Quenched Two Dimensional Supersymmetric Yang-Mills Theory

TL;DR

This paper introduces a quenching method for 2D supersymmetric Yang-Mills theory that simplifies analysis by avoiding ultraviolet cut-offs, leading to an exactly solvable extended model with potential implications for understanding supersymmetric gauge theories.

Contribution

It proposes a novel quenching prescription for 2D supersymmetric Yang-Mills theory and derives an exactly solvable extended model with implications for supersymmetric gauge theories.

Findings

A new quenching prescription eliminates the need for ultraviolet cut-offs.

An extended model with one more complex fermion is exactly solvable.
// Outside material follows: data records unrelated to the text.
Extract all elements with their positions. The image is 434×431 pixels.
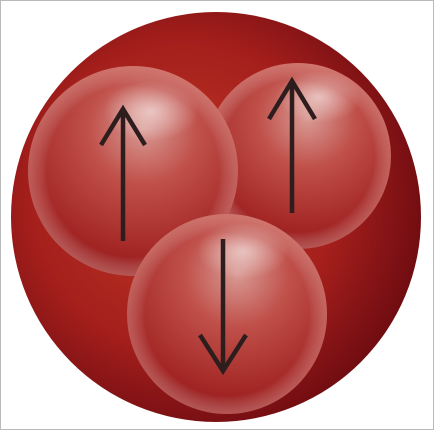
bottom-sphere (127, 214, 327, 414)
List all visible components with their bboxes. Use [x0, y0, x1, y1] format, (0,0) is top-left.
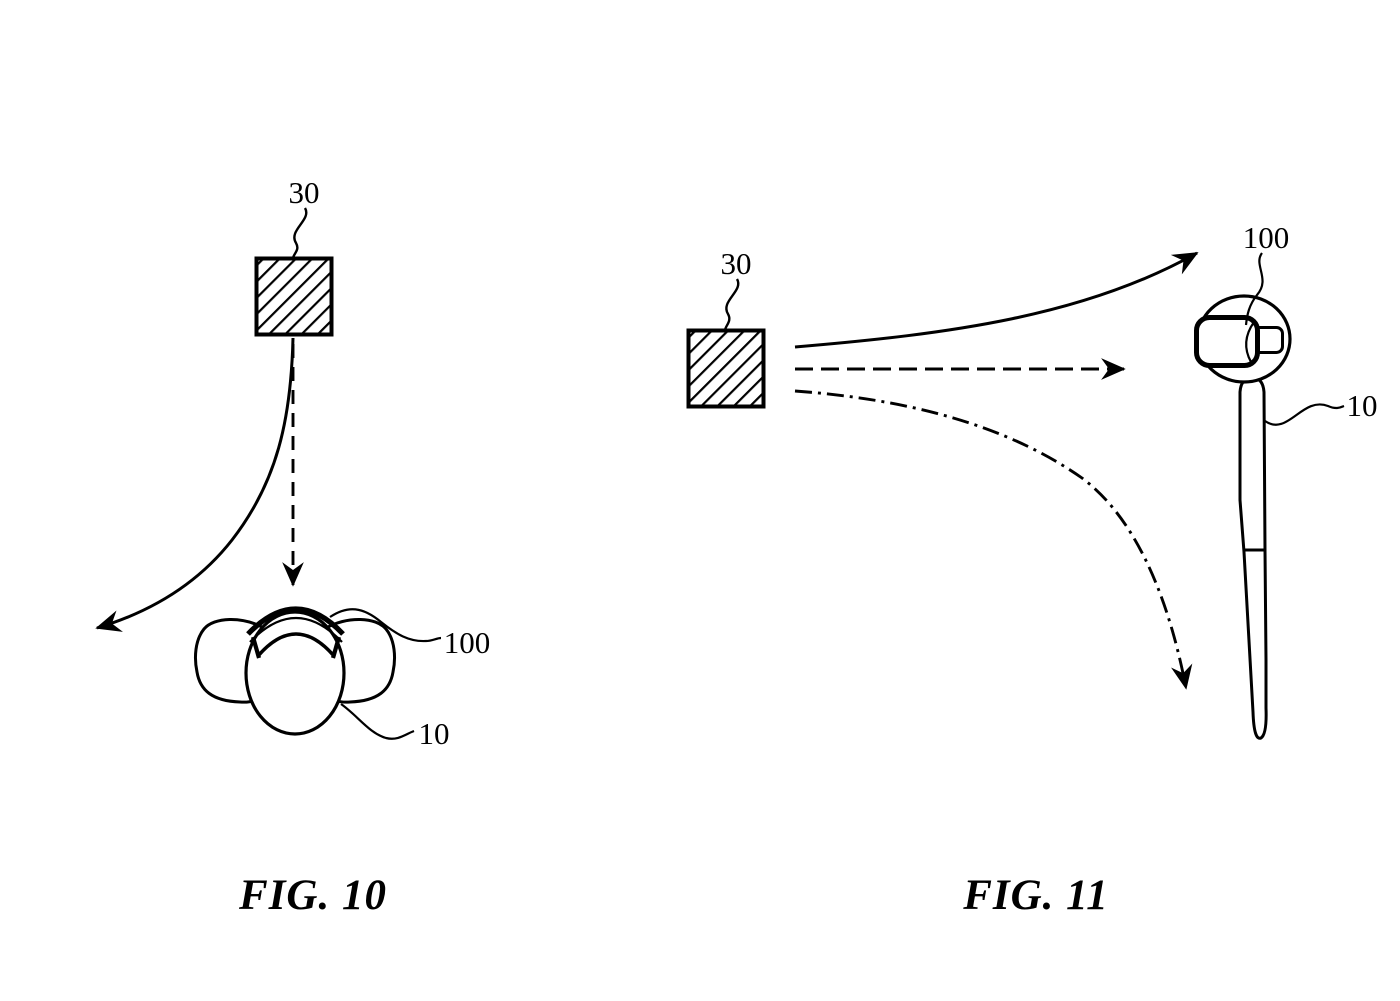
fig11-leader-line-10 — [1264, 403, 1345, 426]
fig10-leader-line-10 — [340, 703, 415, 740]
fig10-curved-arrow — [95, 337, 295, 632]
fig11-headset-goggles — [1194, 315, 1260, 368]
fig11-label-100: 100 — [1243, 220, 1290, 255]
fig11-headset-lens-edge — [1245, 321, 1255, 363]
fig11-dashdot-arrow — [794, 389, 1193, 690]
fig10: 30 100 10 FIG. 10 — [95, 175, 491, 919]
fig10-headset-middle-band — [249, 617, 343, 643]
fig10-leader-line-30 — [291, 207, 308, 259]
fig10-label-10: 10 — [419, 716, 450, 751]
fig11-leader-line-30 — [723, 278, 740, 331]
fig10-headset-left-temple — [250, 636, 262, 659]
fig11-user-body-side-view — [1238, 375, 1268, 740]
fig10-leader-line-100 — [329, 608, 442, 643]
fig11-caption: FIG. 11 — [962, 872, 1109, 919]
fig10-caption: FIG. 10 — [238, 872, 387, 919]
fig11-solid-curved-arrow — [794, 251, 1199, 349]
fig11-source-box — [686, 328, 766, 409]
fig10-label-100: 100 — [444, 625, 491, 660]
fig10-source-box — [254, 256, 334, 337]
fig11: 30 100 10 FIG. 11 — [686, 220, 1378, 919]
fig11-leader-line-100 — [1244, 252, 1264, 326]
fig11-label-10: 10 — [1347, 388, 1378, 423]
fig11-label-30: 30 — [721, 246, 752, 281]
fig10-headset-visor-arc — [256, 632, 336, 658]
fig10-label-30: 30 — [289, 175, 320, 210]
fig10-headset-outer-band — [246, 606, 345, 636]
fig10-headset-right-temple — [330, 636, 342, 659]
The solvable model exhibits N=1 supersymmetry as Parisi-Sourlas supersymmetry.

Abstract

By studying the pure Yang-Mills theory on a circle, as well as an adjoint scalar coupled to the gauge field on a circle, we propose a quenching prescription in which the combination of the spatial component of the gauge field and $P$ is treated as a dynamic variable. Averaging over momentum is not necessary, therefore the usual ultraviolet cut-off is eliminated. We then apply this prescription to study the large $N$ two dimensional supersymmetric gauge theory. An one dimensional supersymmetric matrix model is obtained. It is not known whether this model can be solved exactly. However, an extended model with one more complex fermion is exactly solvable, with $N=1$ supersymmetry as Parisi-Sourlas supersymmetry. The exact solvability may have some implications for the $N=1$ quenched model.